Monday 12th October
The campaign to stay in the EU launches today as Britain Stronger in Europe, led by Lord Rose, the former boss of M&S. It is packed with leading lights from the worlds of business (Lord Rose), politics (err… Caroline Lucas) and former presenters of T4 (June Sarpong). In fairness, all of them are passionate and effective campaigners and, no doubt, their numbers will be added to.
However, they face accusations that they are using fear to ward off people from changing the status quo. These accusations are dismissed, before the campaign describes leaving the EU as a “leap in the dark”.
Clearly, Lord Rose has enjoyed many relaxing, fearless leaps into the dark. I tend to associate them with falls, bruises and getting into regrettable situations in nightclubs.
Tuesday 13th October
It was only a matter of time.
The leadership of the Labour party was always on a collision course with the parliamentary party, and at last night’s meeting of the PLP, it all kicked off. John McDonnell told MPs that he has u-turned on the Fiscal Charter; George Osborne’s attempt to bind governments into running a budget surplus.
Labour MPs are disbelieving, not because they necessarily dislike this stance, but rather because they cannot believe they’ve got to this point in the first place. It looks inept and this flip-flopping has sparked accusations of incompetence. Ben Bradshaw MP described it as a “total fucking shambles”.
The weird thing is that many backbench MPs are considering defying the party whip, despite the fact that they describe the charter as “non-credible” and “not a good idea”. It seems that some will abstain just to register discontent with the leadership.
It appears that the Labour Whips’ job is now to take a near-daily no confidence motion on Jeremy Corbyn.
Wednesday 14th October
Rifts in the Labour Party are as obvious as the Grand Canyon, but those in the Conservative Party are a little more like the San Andreas Fault: very dangerous but seemingly ignored.
Today, there’s news that the Cabinet is split over the scrapping of a controversial £5.9 million contract to train Saudi prison officers. Michael Gove was against it. Philip Hammond was for it. As was Theresa May, whose interest in the Saudi penal system is concerning, given her recent hardline views on other issues.
With a high-profile human rights case in process, it appears that the PM has decided that this deal doesn’t look good. However, two similar contracts with a system which regularly lops people’s hands off are A-OK apparently, and so the government is maintaining those.

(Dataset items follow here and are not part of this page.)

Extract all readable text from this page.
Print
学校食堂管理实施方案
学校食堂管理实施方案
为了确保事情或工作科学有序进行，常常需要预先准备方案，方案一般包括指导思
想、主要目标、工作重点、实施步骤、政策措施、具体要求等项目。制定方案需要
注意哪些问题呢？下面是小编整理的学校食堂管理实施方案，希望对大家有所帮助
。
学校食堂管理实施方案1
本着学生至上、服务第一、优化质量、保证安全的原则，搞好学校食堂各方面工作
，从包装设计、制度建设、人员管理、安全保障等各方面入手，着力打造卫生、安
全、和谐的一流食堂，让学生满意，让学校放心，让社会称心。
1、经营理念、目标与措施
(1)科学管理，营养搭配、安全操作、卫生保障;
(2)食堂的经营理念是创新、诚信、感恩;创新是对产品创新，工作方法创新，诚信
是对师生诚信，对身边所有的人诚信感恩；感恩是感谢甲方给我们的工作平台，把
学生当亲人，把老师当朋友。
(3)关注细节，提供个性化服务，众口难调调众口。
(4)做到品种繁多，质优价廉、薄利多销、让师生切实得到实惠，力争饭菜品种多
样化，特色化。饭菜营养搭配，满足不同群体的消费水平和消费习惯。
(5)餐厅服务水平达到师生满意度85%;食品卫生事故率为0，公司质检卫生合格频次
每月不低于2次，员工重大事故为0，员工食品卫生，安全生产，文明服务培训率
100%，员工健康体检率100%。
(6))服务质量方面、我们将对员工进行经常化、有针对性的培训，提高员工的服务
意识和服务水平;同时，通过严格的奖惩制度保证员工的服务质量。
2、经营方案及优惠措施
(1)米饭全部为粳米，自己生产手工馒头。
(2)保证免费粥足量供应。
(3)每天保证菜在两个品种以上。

Supporters of the deal say engagement with such regimes is a way of achieving change, whilst disengagement achieves nothing. Perhaps, but it does seem curious that the theory of engagement meets with such absolute resistance from Corbynites. After all, what will his Middle Eastern “friends” think of that position?
Thursday 15th October
Unsurprisingly, George Osborne passed his Fiscal Charter last night. The Commons debate was largely for show, but John McDonnell still managed to use it to make his face even redder than it was earlier in the week.
He did so by acknowledging that his U-turn had been “embarrassing”. Unfortunately, a Tory wag made a funny just before McDonnell said the word “embarrassing”, causing Conservatives to explode into hysterics. So, whilst waiting for the noise to die down, the Shadow Chancellor ended up mindlessly repeating the word “embarrassing” four times, on top of his initial use of the word “embarrassing”.
Which was embarrassing.
Friday 16th October
The Fiscal Charter Fallout continues. The 21 Labour abstainers have been inundated with abusive e-mails from Corbyn supporters, demanding resignations and calling them “Tory lite” and a “waste of a space”. All for abstaining on a vote that the Labour leadership didn’t have a coherent position on. So much for the kinder politics.

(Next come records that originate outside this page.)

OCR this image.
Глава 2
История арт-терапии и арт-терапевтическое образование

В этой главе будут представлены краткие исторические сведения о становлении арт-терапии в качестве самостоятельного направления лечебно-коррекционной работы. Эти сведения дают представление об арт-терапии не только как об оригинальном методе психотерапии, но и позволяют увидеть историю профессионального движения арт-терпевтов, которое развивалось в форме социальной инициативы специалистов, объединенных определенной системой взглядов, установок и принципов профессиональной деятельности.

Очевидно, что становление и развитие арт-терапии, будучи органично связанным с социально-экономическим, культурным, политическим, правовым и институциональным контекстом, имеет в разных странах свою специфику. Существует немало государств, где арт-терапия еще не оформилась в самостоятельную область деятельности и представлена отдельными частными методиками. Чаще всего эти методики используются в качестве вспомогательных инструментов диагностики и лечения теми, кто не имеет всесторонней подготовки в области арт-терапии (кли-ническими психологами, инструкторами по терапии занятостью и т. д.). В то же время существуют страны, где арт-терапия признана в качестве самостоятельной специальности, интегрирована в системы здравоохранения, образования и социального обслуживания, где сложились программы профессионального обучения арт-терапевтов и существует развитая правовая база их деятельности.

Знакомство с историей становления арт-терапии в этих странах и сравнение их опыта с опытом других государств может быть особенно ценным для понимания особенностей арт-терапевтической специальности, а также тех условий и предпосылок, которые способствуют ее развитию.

Meanwhile, The Daily Telegraph has an anonymous quote from a Shadow Minister who said “Jeremy Corbyn has got no control over his party... It is only a matter of time before there's a resignation.” So much for party loyalty.
Infighting, division and accusations of incompetence and betrayal are serious – symptomatic of ineffective opposition, which was brought into sharp focus by the appearance of Michelle Dorrell on Question Time. She broke down whilst describing her forthcoming hardship in the face of the tax credit cuts, and the betrayal she feels given that she voted Tory in May, when they promised that child tax credit would not be cut.
Mr McDonnell said this week that he had not changed policy, but parliamentary tactics. Funny, because the policy changed, but the parliamentary tactics remained ineffective. Had he always avoided Osborne’s crude political trap, by abstaining from a vote on the stunt and asking how it helps people who are about to be vastly worse off, then this diary would have been very different this week, and the narrative would have been so too.